In the first example ("Tokyo is the capital of Japan"), Tokyo should be most prominent.  Under the view I'm advocating here, this is because, as the sentence unfolds, after the word "Tokyo" it is already very easy to guess the entire sentence of the answer, given the context (the question).  In other words, the following quantity...

Prob('Tokyo is the capital of Japan' | "Tokyo"; "What is the capital of Japan?")

is much higher than...

Prob('Tokyo is the capital of Japan' | "What is the capital of Japan?")

and about the same (if not the same) as...

Prob('Tokyo is the capital of Japan' | "Tokyo is the capital of Japan"; "What is the capital of Japan?")

meaning "Tokyo" is the real information-carrier.

How do we incorporate this idea into an NLP or NLG system?  This is very much a work in progress, but one promising direction is to do the following:

  1. Train a neural network to match fragment answers along with their questions (e.g., "What is the capital of Japan?  Tokyo") with full intended answers ("Tokyo is the capital of Japan").
  2. For a given answer to a question, as the answer unfolds, word by word, use the trained model to estimate how well a hearer could guess the intended full answer from the fragment thus far (i.e., first look at "What is the capital of Japan?", then look at "What is the capital of Japan?  Tokyo", then "What is the capital of Japan?  Tokyo is", then add "the" and then "capital" and so on).
  3. Use the change in the above-described quantity from one word to the next to quantify the informational prominence of each word in the answer.
  4. Correlate informational prominence with intonational prominence in some way.

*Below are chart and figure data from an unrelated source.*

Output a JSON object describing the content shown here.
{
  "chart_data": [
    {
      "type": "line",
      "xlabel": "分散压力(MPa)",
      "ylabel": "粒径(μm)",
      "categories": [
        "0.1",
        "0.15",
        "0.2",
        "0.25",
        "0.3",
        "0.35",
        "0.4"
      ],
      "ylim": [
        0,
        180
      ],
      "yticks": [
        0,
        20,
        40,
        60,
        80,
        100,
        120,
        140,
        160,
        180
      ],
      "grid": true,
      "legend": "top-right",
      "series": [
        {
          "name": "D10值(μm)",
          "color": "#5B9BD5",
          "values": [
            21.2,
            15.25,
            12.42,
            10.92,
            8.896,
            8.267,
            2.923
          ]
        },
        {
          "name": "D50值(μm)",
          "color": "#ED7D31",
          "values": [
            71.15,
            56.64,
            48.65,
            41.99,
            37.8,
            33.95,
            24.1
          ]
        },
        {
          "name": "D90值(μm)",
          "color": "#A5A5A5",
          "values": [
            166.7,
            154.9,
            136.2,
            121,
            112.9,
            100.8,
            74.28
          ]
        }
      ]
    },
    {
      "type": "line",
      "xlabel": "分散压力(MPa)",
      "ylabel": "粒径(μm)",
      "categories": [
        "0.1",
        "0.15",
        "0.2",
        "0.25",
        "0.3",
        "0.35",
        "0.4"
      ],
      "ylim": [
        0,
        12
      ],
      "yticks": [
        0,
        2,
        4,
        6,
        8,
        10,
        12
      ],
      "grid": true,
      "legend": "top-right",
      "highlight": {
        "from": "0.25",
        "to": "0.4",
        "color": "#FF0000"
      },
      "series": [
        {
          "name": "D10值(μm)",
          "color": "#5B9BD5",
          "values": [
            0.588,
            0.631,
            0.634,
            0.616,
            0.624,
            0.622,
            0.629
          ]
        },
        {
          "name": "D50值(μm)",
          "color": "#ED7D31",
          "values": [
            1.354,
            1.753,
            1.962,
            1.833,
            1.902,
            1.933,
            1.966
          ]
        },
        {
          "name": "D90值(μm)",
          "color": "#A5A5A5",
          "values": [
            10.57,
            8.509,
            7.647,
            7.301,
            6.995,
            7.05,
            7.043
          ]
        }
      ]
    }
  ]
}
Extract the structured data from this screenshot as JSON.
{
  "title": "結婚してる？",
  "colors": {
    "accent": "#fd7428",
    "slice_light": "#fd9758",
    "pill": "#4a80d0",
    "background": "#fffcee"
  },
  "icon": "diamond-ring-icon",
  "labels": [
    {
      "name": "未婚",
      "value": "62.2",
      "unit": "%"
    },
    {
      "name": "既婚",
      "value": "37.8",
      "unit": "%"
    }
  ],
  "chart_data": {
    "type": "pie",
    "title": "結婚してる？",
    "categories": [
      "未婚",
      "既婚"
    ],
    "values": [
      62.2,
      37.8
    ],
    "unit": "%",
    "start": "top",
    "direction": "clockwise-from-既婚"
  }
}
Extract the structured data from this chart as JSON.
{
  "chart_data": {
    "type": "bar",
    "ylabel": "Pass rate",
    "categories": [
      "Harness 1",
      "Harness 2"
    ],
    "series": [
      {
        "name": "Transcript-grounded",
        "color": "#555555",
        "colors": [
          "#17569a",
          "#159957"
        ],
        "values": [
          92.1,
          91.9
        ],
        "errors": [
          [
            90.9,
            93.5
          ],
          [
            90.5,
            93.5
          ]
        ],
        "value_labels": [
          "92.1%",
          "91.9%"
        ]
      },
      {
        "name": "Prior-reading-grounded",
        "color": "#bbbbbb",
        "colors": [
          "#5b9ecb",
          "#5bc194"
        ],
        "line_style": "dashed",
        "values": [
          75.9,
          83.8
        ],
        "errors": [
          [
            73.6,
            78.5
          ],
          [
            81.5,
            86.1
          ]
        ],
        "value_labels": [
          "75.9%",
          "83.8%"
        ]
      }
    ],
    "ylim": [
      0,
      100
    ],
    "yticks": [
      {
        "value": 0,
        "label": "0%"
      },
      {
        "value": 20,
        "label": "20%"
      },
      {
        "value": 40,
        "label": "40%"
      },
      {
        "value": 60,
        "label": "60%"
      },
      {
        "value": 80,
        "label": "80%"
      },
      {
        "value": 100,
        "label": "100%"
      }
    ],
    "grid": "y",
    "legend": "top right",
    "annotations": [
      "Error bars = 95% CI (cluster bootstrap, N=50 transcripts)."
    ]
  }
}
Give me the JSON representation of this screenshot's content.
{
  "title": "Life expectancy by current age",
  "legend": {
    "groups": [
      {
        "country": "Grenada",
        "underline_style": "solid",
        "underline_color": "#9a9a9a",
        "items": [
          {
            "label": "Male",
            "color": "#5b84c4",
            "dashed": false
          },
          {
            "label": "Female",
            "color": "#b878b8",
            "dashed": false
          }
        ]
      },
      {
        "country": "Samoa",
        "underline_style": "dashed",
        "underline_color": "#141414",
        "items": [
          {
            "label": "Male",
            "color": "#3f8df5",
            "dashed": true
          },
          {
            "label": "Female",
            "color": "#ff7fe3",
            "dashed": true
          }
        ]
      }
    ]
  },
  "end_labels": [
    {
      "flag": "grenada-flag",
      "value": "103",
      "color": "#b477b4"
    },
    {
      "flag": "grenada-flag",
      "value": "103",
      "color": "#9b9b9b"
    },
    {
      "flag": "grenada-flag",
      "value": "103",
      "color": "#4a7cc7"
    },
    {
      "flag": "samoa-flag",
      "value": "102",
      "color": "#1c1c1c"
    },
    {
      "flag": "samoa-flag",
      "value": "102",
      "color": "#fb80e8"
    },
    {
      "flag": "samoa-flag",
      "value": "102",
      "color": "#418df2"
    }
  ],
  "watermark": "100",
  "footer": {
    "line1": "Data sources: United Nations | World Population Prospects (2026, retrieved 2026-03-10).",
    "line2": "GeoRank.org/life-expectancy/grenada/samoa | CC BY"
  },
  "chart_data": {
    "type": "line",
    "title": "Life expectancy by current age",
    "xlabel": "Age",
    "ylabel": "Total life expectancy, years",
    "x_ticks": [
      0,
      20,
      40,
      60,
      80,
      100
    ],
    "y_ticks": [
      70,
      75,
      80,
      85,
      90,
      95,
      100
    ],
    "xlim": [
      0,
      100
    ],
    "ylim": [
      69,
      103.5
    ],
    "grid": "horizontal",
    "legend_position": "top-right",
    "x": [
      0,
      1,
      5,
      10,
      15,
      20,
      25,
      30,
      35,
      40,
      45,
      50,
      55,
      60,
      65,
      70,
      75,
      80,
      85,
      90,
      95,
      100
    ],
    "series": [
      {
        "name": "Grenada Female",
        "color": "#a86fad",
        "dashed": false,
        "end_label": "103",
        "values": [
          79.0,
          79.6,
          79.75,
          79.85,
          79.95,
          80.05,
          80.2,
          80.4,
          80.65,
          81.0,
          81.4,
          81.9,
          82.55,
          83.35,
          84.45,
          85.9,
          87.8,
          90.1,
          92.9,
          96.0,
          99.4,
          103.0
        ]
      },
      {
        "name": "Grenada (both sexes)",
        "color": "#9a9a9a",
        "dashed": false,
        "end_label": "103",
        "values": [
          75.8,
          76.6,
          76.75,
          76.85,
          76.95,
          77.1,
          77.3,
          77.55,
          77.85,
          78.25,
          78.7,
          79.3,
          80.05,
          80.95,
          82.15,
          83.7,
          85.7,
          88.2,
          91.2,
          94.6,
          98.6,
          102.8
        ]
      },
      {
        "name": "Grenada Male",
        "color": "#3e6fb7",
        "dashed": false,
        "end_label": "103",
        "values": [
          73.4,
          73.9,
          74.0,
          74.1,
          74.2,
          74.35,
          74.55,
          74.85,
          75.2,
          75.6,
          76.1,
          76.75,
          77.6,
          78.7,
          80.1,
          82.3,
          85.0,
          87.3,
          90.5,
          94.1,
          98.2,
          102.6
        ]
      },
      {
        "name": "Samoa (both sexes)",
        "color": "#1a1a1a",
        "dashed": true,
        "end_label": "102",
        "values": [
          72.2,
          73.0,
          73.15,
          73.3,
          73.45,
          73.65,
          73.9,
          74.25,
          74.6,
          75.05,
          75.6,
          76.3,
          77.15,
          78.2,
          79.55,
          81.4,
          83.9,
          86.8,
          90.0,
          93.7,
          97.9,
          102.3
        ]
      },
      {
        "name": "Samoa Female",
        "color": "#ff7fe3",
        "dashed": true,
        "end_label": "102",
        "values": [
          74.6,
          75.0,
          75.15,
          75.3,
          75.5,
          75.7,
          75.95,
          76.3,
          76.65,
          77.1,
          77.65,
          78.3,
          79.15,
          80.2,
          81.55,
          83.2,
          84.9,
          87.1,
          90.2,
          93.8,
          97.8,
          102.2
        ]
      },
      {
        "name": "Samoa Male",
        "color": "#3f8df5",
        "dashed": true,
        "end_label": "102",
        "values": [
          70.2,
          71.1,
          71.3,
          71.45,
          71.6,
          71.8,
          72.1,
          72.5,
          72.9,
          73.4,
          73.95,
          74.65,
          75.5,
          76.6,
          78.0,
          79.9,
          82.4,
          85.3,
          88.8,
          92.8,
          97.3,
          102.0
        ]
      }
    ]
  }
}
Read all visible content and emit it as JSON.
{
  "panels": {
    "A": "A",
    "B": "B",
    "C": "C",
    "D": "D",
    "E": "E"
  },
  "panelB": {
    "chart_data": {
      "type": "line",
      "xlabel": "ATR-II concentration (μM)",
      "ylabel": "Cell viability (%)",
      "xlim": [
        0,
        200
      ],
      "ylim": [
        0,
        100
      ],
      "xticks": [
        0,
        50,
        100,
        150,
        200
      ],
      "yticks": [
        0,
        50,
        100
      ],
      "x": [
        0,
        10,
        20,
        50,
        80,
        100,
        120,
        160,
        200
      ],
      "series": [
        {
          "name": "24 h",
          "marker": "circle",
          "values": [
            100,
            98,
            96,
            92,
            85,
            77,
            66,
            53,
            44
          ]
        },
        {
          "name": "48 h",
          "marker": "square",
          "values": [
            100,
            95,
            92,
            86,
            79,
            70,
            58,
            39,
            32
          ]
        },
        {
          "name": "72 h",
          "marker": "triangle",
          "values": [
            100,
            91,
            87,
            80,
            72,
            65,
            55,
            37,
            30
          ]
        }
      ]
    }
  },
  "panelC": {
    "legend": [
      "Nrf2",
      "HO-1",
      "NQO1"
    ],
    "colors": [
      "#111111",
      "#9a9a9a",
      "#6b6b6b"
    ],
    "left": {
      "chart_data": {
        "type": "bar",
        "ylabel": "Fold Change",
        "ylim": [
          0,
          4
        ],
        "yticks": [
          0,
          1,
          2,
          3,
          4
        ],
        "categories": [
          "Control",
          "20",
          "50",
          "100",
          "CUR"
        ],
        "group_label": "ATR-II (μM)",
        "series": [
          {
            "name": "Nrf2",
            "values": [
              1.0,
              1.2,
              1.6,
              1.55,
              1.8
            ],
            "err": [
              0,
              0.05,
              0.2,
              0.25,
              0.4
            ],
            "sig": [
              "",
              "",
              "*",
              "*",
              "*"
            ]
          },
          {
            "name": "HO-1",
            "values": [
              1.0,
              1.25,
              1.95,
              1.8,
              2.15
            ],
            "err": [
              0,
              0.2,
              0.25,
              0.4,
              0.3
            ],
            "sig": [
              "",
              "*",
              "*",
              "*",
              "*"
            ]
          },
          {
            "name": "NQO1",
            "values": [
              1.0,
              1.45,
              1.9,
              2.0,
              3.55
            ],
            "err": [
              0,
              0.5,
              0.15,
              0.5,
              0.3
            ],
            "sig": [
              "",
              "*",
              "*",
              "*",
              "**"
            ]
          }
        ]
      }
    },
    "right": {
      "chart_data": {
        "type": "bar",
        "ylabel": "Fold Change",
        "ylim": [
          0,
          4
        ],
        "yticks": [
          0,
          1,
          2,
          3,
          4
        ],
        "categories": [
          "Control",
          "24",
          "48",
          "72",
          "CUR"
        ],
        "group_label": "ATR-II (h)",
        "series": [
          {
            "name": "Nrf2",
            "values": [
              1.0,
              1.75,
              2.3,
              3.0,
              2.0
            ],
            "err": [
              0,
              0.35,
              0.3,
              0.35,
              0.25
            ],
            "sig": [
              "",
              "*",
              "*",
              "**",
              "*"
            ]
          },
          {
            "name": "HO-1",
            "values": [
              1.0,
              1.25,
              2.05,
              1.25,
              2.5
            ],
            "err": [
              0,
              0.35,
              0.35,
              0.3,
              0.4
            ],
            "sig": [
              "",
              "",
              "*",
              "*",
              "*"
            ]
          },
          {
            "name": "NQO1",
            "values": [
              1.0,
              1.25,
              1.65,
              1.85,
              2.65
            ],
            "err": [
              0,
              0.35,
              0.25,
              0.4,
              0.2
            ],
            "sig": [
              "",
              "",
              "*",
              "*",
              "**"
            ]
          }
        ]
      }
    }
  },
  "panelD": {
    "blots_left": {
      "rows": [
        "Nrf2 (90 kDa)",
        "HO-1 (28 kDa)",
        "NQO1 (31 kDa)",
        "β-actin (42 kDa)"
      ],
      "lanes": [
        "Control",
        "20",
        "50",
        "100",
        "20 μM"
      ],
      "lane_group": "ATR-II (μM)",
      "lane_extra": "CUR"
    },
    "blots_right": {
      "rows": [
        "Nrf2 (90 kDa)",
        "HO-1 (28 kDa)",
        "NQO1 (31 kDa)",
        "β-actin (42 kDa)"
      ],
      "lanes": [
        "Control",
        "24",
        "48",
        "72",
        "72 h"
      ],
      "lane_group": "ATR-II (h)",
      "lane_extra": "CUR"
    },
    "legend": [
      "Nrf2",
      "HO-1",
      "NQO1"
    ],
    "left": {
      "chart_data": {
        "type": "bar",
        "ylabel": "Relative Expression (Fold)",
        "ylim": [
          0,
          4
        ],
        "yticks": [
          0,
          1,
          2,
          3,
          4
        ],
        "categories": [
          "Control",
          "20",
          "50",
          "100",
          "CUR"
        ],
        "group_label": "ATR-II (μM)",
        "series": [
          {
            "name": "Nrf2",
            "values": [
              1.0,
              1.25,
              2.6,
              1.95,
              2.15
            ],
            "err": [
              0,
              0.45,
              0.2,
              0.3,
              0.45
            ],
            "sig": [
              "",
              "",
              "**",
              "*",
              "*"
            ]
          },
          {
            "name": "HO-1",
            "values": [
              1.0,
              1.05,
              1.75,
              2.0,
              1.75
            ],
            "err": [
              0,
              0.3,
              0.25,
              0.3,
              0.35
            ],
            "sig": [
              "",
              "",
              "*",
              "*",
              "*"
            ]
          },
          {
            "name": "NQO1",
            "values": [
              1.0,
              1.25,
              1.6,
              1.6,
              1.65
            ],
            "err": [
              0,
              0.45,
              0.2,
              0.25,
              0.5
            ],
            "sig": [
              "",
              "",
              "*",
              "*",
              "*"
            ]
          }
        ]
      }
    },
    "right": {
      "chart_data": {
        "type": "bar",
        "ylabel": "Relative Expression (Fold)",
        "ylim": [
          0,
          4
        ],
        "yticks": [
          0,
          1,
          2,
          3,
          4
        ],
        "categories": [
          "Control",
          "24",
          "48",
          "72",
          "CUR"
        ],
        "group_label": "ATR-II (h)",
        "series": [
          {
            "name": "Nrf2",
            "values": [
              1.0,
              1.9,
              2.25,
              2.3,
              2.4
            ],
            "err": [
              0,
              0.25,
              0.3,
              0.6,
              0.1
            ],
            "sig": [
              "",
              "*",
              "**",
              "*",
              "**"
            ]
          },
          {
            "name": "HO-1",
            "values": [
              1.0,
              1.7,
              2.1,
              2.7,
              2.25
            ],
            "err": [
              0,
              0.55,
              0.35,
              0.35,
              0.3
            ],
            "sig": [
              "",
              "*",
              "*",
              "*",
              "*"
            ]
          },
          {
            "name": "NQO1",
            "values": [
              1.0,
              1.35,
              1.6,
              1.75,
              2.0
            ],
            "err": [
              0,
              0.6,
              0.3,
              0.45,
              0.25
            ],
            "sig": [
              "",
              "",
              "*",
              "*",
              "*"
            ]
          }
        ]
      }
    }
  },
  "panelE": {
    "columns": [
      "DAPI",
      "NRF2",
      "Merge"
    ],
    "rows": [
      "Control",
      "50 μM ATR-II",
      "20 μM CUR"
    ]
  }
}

As a first stab at implementing this idea, I adapted a convolutional neural network used for paraphrase detection to create a hearer model to estimate the informational prominence of words (code not available yet, as this is still in the early stages), and applied the resulting method to the Tokyo examples from above.  The first two examples are rather straightforward:

ex1.png
ex2.png

Correlating this with intonation, this corresponds to the following, respectively:

Tokyo is the capital of Japan

Japan's capital is Tokyo

The third example is more interesting.

ex3.png

Here we have something like this:

Tokyo is Japan's capital and Asia's largest city

Typically we don't stress words like "and", but here it works as a signal that what follows is additional info beyond what answers the question that was asked.

In any case, the above does nothing to incorporate grammatical and positional information, which systems like Siri are already quite good at.  I envision this sort of method being used to estimate informational features to be combined with those other features as part of a larger method for generating intonational melodies for utterances in a dialogue system.